Quienes fuimos afortunados testigos del 6-3 al Barça no éramos conscientes ese 13 de febrero de que asistíamos a uno de esos fenómenos astronómicos que se ofrecen al ojo humano una vez en la vida. El Real Zaragoza era una estrella espléndida que tardaba en eclosionar, pero que lo hizo en toda su belleza contra al rey sol, el Barcelona de Johan Cruyff, que llegaba a La Romareda en horas bajas pero con diez títulos consecutivos entre Ligas, Copa de Europa, Recopa y Supercopas y camino de un nuevo campeonato doméstico gracias al deportivista Djukic. El partido fue una obra de arte, la concatenación de un generación de talentos en la cima de la inspiración, con una voracidad insaciable y un fútbol bordado de oro en cada detalle.

Todo lo que ocurría merecía la presencia de un amenuense para ser documentado, sin tiempo apenas para recoger con exactitud la inventiva, la magia, los malabares, los acontecimientos que se sucedían con el aliento suficiente para dar paso a otro de mayor relieve y a anécdotas (el beso de Gardel en la calva del masajista pakistaní Kabir Naná, la expulsión de Guardiola, la presencia de Javier Clemente en el palco para luego no llevar a ningún zaragocista al Mundial de EEUU). En la grada del viejo Municipal, la afición, electrificada por las descargas de felicidad, experimentó un clímax físico y espiritual, hasta tal punto que algunos seguidores acabaron en el foso tras una celebración. De verdad, muy pocos encuentros --no sólo en la historia del zaragocismo-- han podido reunir semejante aluvión de emociones en el epicentro de la excelencia.

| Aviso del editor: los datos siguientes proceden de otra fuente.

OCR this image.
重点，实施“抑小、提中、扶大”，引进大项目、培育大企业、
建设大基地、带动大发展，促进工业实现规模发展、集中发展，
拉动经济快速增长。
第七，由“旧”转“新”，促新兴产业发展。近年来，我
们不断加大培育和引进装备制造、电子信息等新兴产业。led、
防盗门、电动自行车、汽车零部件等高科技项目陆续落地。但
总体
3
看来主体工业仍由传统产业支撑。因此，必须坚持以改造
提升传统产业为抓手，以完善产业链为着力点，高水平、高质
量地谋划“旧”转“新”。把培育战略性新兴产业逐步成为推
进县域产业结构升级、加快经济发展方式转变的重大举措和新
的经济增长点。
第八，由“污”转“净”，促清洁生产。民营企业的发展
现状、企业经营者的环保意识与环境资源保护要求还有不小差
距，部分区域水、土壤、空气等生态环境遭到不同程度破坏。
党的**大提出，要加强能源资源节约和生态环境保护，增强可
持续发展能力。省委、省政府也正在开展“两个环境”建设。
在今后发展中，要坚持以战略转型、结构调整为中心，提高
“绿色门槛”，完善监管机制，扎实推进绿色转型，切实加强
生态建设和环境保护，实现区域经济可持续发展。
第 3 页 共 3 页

Quienes acuden a las imágenes archivadas de los canales de internet para recordar o descubrir el partido, comprueban que los biógrafos del equipo aragonés nunca exageraron en la descripción de la catedral elevada sobre el césped. Es más, es uno de esos acontecimientos cuya autenticidad está muy por encima de la propina legendaria que entrega el paso del tiempo a las narraciones de las hazañas. Tantas temporadas después, tantas alegrías y berrinches de por medio, conserva intacta la goleada un sello de calidad de imposible caducidad. Había personajes de cuento de hadas bailando sobre la varita mágica de Víctor Fernández, descarado estratega de la escuela de Cruyff; también animales exóticos y bestias fabulosas que trincharon al Barça en filetes. En absoluto consistía el festín en saborear el manjar de la humillación. Muy al contrario: se trataba de prolongar mientras fuera posible el entretenimiento, la satisfacción por la victoria como cumbre de lo impecable. 25 años después, la magnitud de lo ocurrido sigue vigente más allá del calendario que lo refresca cada año por estas fechas. Sí, tiene vida propia.

Defensas que corrían el campo de norte a sur para marcar un tanto (Cáceres) o para ofrecer una asistencia (Belsué); centrocampistas descubriendo El Dorado del área rival (Poyet y Gay); Mozart iluminado (Aragón), y tres delanteros de exquisita astucia (Pardeza , Higuera y Esnáider). Goles de autor, de jugadores que eran todos para uno y uno para todos en el corazón de un equipo nacido para atacar. Pura pasión incontenible aquel 6-3. El homenaje universal de una estrella que se cruzó en el firmamento de la época con el Barça en un choque que aún hoy ilumina y honra el zaragocismo y el deporte como expresión de la divinidad.